The case of X concerned a claimant who worked for the Citizens Advice Bureau as a volunteer.  The agreement between her and the Citizens Advice Bureau was labelled a “volunteer agreement” and was described as being “binding in honour only … and not a contract of employment or legally binding”.  When she was asked by the Citizens Advice Bureau to cease being a volunteer she commenced proceedings in the Employment Tribunal alleging disability discrimination.

The first question for the Employment Tribunal was whether a volunteer could constitute an “employee” for the purposes of the wider definition given to the concept of employment in the anti-discrimination enactments (seen now in s83, Equality Act 2010). Ms X’s claim was rejected on the basis that no contractual relationship existed between her and the Citizens Advice Bureau and accordingly no employment relationship existed.  The Employment Appeal Tribunal and then the Court of Appeal rejected Ms X’s appeals.

By the time the appeal reached the Supreme Court the single most important argument (and indeed the argument on which the appeal turned) was whether the Framework Directive 2000/78/EC, requiring Member States to prohibit discrimination in relation to “conditions for access to employment, to self-employment or occupation, compelled a broader meaning to be given to the concept of “employment” in the DDA so as to embrace volunteers.  After a lengthy review of the equality Directives and their history, including various of the Directives in draft form and Commission reports, the Supreme Court concluded that the Directives did not impose any obligation on Member States to outlaw discrimination as against volunteers.

Amongst many instructive materials adduced for and against the arguments made in the EU law, was that of a report from the European Parliament during the consultation process which preceded the making of the Framework Directive. The report proposed amendments to draft Article 3(1)(a) so as to read “(a) conditions for access to employment, unpaid and voluntary work, official duties, self-employment and occupation …”  (emphasis added).  The justification for this, according to the European Parliament, was that “official duties, unpaid and voluntary work should likewise fall within the scope of this directive.  It would not be right for official (i.e. public) duties to become a separate field of application: they should be covered by the definition of the term ‘employment’ (A5-0264/final, page 20).”

The Commission adopted the European Parliament’s proposals (albeit in a slightly modified form).  However, the Council “notably” did not accept the addition to cover “unpaid or voluntary work” (para 41).  This self-evidently and strongly pointed against a construction of the Directive that would have covered volunteers. The rather bold submission of the Equality and Human Rights Commission was that the reference to volunteers was excluded from the final Directive “because that addition was a mere unnecessary ‘clarification’” (para 41).  The Supreme Court rejected that argument.  The Court was also influenced by the difficulty in characterising those voluntary activities which would be covered by the Framework Directive (if that be so) and those which would not, the parties having agreed that not all voluntary activity would be covered.

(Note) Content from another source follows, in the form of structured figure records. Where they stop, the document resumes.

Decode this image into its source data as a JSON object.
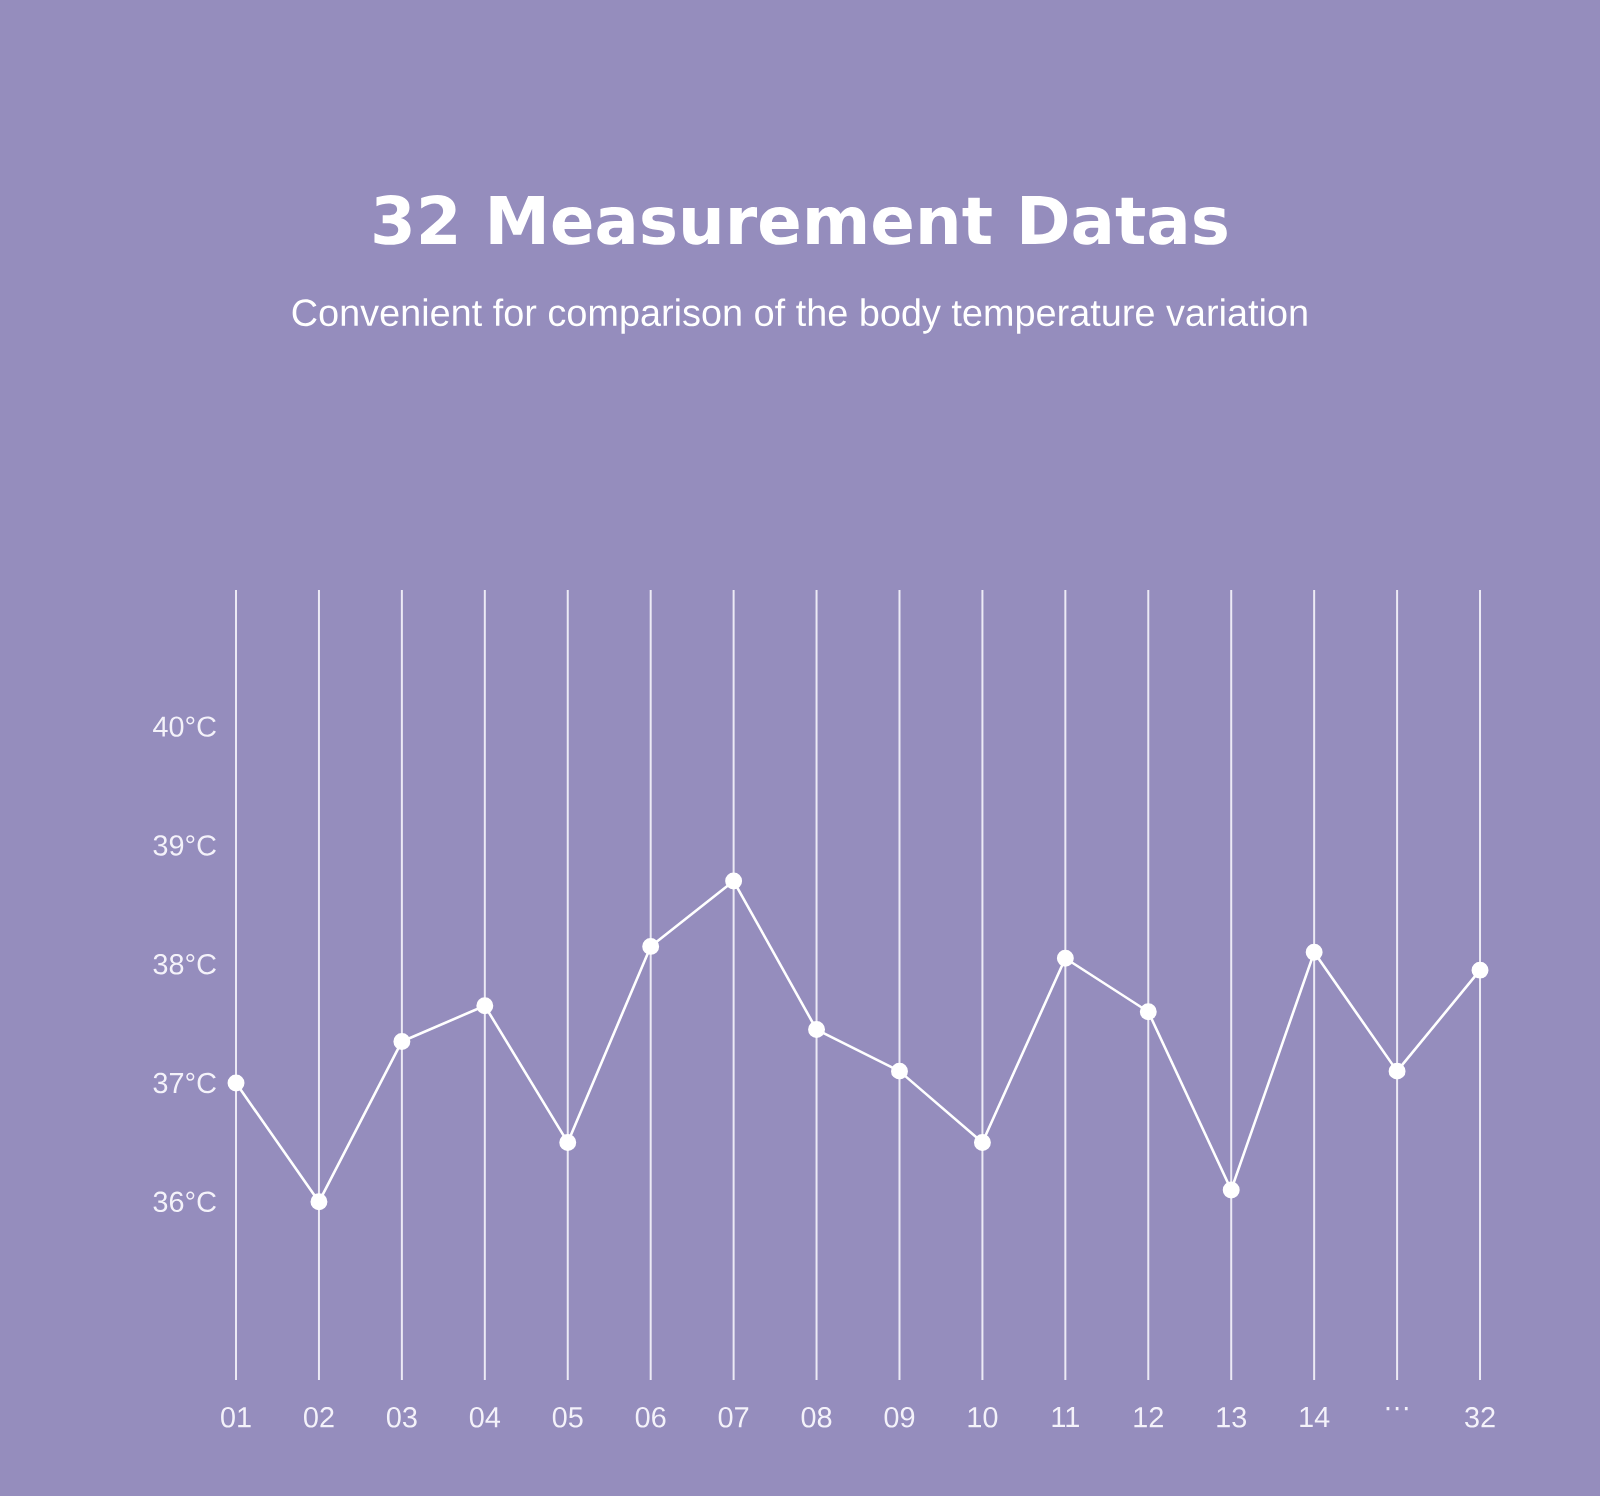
{
  "chart_data": {
    "type": "line",
    "title": "32 Measurement Datas",
    "subtitle": "Convenient for comparison of the body temperature variation",
    "categories": [
      "01",
      "02",
      "03",
      "04",
      "05",
      "06",
      "07",
      "08",
      "09",
      "10",
      "11",
      "12",
      "13",
      "14",
      "…",
      "32"
    ],
    "values": [
      37.0,
      36.0,
      37.35,
      37.65,
      36.5,
      38.15,
      38.7,
      37.45,
      37.1,
      36.5,
      38.05,
      37.6,
      36.1,
      38.1,
      37.1,
      37.95
    ],
    "color": "#ffffff",
    "marker": "circle",
    "grid": "x",
    "ylim": [
      34.5,
      41.15
    ],
    "yticks": [
      {
        "value": 36,
        "label": "36°C"
      },
      {
        "value": 37,
        "label": "37°C"
      },
      {
        "value": 38,
        "label": "38°C"
      },
      {
        "value": 39,
        "label": "39°C"
      },
      {
        "value": 40,
        "label": "40°C"
      }
    ]
  }
}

The Appellant and the Equality and Human Rights Commission suggested a “multi-factorial test” but according to the Court that would lead to uncertainty and disputes, the term “occupation” in the Directive not being itself adequate to distinguish between voluntary activities within and without scope.  According to the Supreme Court, the concept of “occupation” meant that which the Supreme Court identified in Hashwani v Jivraj [2011] UKSC 40, namely “the expression ‘access … to self-employment or to occupation’ means what it says and is concerned with preventing discrimination from qualifying or setting up as a solicitor, plumber, greengrocer or arbitrator”. In essence the expression “access to occupation” is directed at access to a sector of the market and does not envisage voluntary activity. As to the broader question whether volunteers should be covered, there are respectable arguments both ways.  There must be concerns, however, about the impact of this decision on those who rely on volunteering to enhance life skills, improve their opportunities for employment in the labour market generally (particularly at a time where employment opportunities are reducing) or for personal pleasure.

In any event, the Supreme Court’s decision was unanimous (with, helpfully, only one judgment delivered by Lord Mance with whom their other Lordships and Ladyship agreed) and it was a fairly resounding rejection of the arguments put forward by the Appellant and the Equality and Human Rights Commission.  The Court, unsurprisingly, concluded that a reference to the Court of Justice was neither required nor appropriate to address the arguments made in EU law (para 57).